Saya berjuang, berkorban, mencapai apapun, semata-mata untuk diri sendiri, bukan orang lain. Saat apa yang kita lakukan semata mendapatkan penilaian orang lain, yakin dan percaya, penderitaan dan kekhawatiran akan muncul. Saya melakukannya karena saya bahagia dan mengetahui bahwa itu adalah masa depan saya. Optimis. Orang disekitar kita akan turut merasakan manfaatnya, lebih-lebih diri kita, kan.
Terkadang, kita tidak berani bermimpi karena tidak percaya dengan diri sendiri di mana pemicunya biasanya disebabkan oleh orang terdekat yang selalu merendahkan, menjatuhkan, dan tidak menssuport, sehingga kita pun percaya dengan perkataan orang-orang tersebut padahal tidak benar dan hanya buang-buang waktu untuk memikirkannya.
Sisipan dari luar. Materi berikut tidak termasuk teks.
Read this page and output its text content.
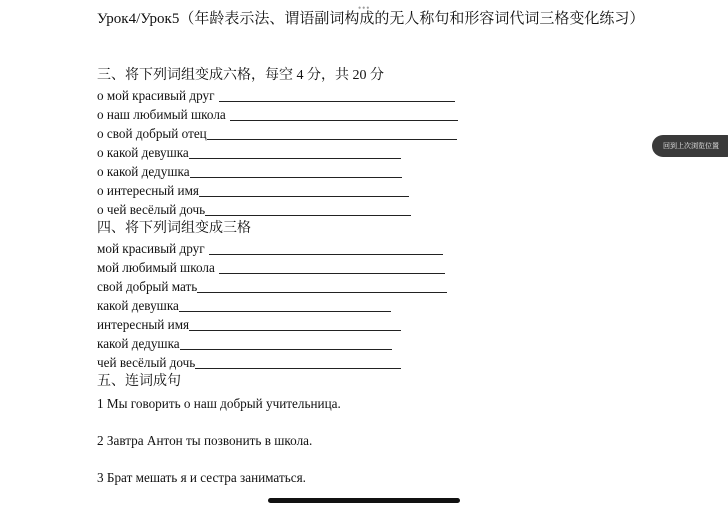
•••
Урок4/Урок5（年龄表示法、谓语副词构成的无人称句和形容词代词三格变化练习）
三、将下列词组变成六格，每空 4 分，共 20 分
о мой красивый друг
о наш любимый школа
о свой добрый отец
о какой девушка
о какой дедушка
о интересный имя
о чей весёлый дочь
四、将下列词组变成三格
мой красивый друг
мой любимый школа
свой добрый мать
какой девушка
интересный имя
какой дедушка
чей весёлый дочь
五、连词成句
1 Мы говорить о наш добрый учительница.
2 Завтра Антон ты позвонить в школа.
3 Брат мешать я и сестра заниматься.
回到上次浏览位置
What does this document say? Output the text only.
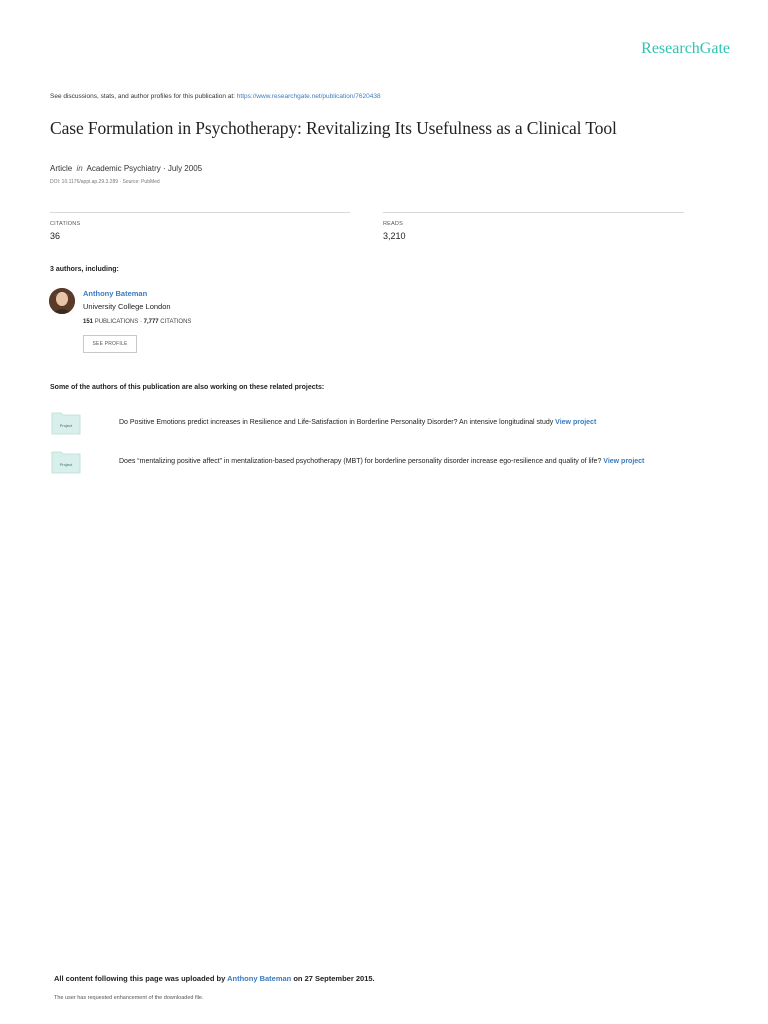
ResearchGate
See discussions, stats, and author profiles for this publication at: https://www.researchgate.net/publication/7620438
Case Formulation in Psychotherapy: Revitalizing Its Usefulness as a Clinical Tool
Article in Academic Psychiatry · July 2005
DOI: 10.1176/appi.ap.29.3.289 · Source: PubMed
CITATIONS
36
READS
3,210
3 authors, including:
Anthony Bateman
University College London
151 PUBLICATIONS · 7,777 CITATIONS
SEE PROFILE
Some of the authors of this publication are also working on these related projects:
Project	Do Positive Emotions predict increases in Resilience and Life-Satisfaction in Borderline Personality Disorder? An intensive longitudinal study View project
Project	Does “mentalizing positive affect” in mentalization-based psychotherapy (MBT) for borderline personality disorder increase ego-resilience and quality of life? View project
All content following this page was uploaded by Anthony Bateman on 27 September 2015.
The user has requested enhancement of the downloaded file.
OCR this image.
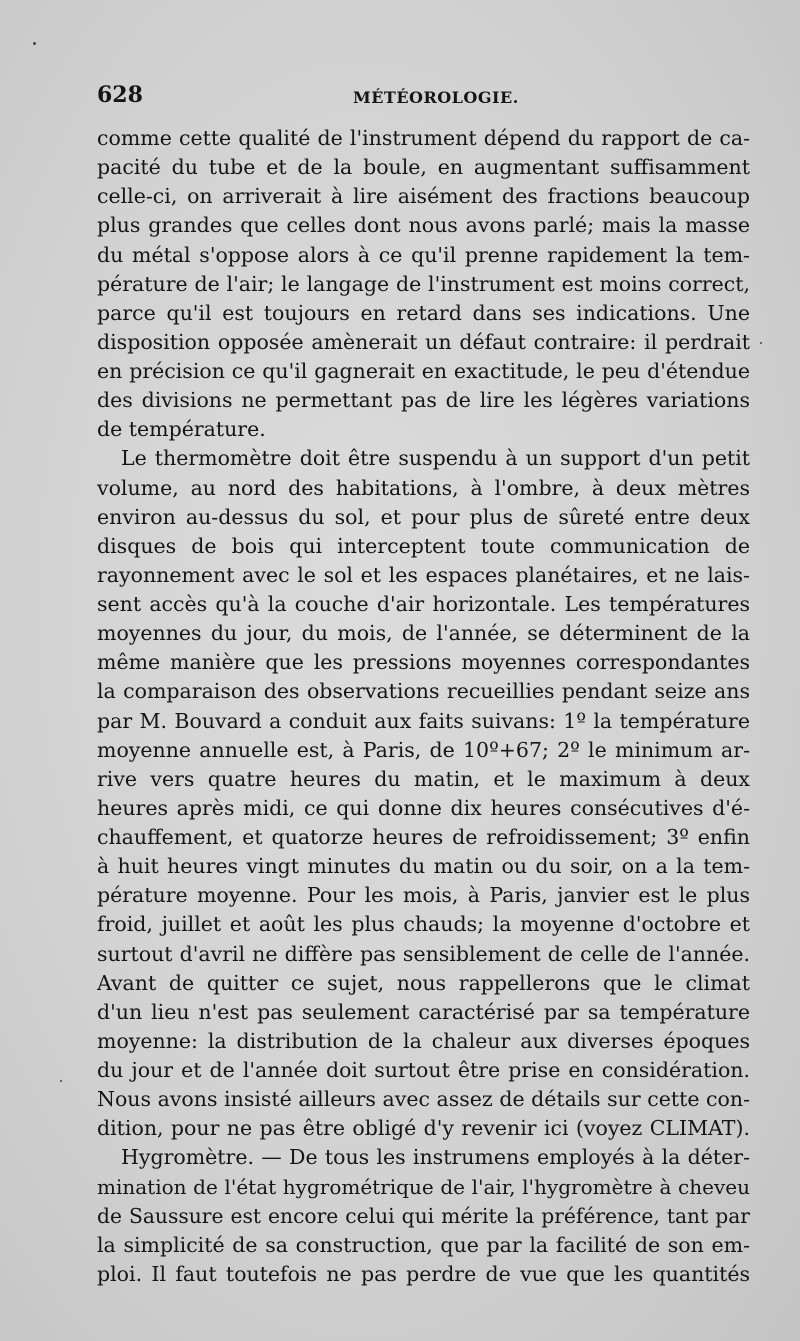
628	MÉTÉOROLOGIE.
comme cette qualité de l'instrument dépend du rapport de ca-
pacité du tube et de la boule, en augmentant suffisamment
celle-ci, on arriverait à lire aisément des fractions beaucoup
plus grandes que celles dont nous avons parlé; mais la masse
du métal s'oppose alors à ce qu'il prenne rapidement la tem-
pérature de l'air; le langage de l'instrument est moins correct,
parce qu'il est toujours en retard dans ses indications. Une
disposition opposée amènerait un défaut contraire: il perdrait
en précision ce qu'il gagnerait en exactitude, le peu d'étendue
des divisions ne permettant pas de lire les légères variations
de température.
Le thermomètre doit être suspendu à un support d'un petit
volume, au nord des habitations, à l'ombre, à deux mètres
environ au-dessus du sol, et pour plus de sûreté entre deux
disques de bois qui interceptent toute communication de
rayonnement avec le sol et les espaces planétaires, et ne lais-
sent accès qu'à la couche d'air horizontale. Les températures
moyennes du jour, du mois, de l'année, se déterminent de la
même manière que les pressions moyennes correspondantes
la comparaison des observations recueillies pendant seize ans
par M. Bouvard a conduit aux faits suivans: 1º la température
moyenne annuelle est, à Paris, de 10º+67; 2º le minimum ar-
rive vers quatre heures du matin, et le maximum à deux
heures après midi, ce qui donne dix heures consécutives d'é-
chauffement, et quatorze heures de refroidissement; 3º enfin
à huit heures vingt minutes du matin ou du soir, on a la tem-
pérature moyenne. Pour les mois, à Paris, janvier est le plus
froid, juillet et août les plus chauds; la moyenne d'octobre et
surtout d'avril ne diffère pas sensiblement de celle de l'année.
Avant de quitter ce sujet, nous rappellerons que le climat
d'un lieu n'est pas seulement caractérisé par sa température
moyenne: la distribution de la chaleur aux diverses époques
du jour et de l'année doit surtout être prise en considération.
Nous avons insisté ailleurs avec assez de détails sur cette con-
dition, pour ne pas être obligé d'y revenir ici (voyez CLIMAT).
Hygromètre. — De tous les instrumens employés à la déter-
mination de l'état hygrométrique de l'air, l'hygromètre à cheveu
de Saussure est encore celui qui mérite la préférence, tant par
la simplicité de sa construction, que par la facilité de son em-
ploi. Il faut toutefois ne pas perdre de vue que les quantités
Setiap orang, pasti pernah mengalami titik terberat dalam hidup. Saya pun pernah mengalaminya. Kemudian setiap orang punya beragam alasan mengapa sampai bisa bangkit dari keterpurukan itu.
Alasan saya adalah
Bahwa, yang telah terjadi tidak dapat lagi diubah. Saya memiliki masa depan tersendiri yang lebih indah, bahagia, damai dan sejahterah. Saya berhak mendapatkan kehidupan yang layak dan bahagia. Masa lalu tidak boleh menghancurkan masa depan indahku.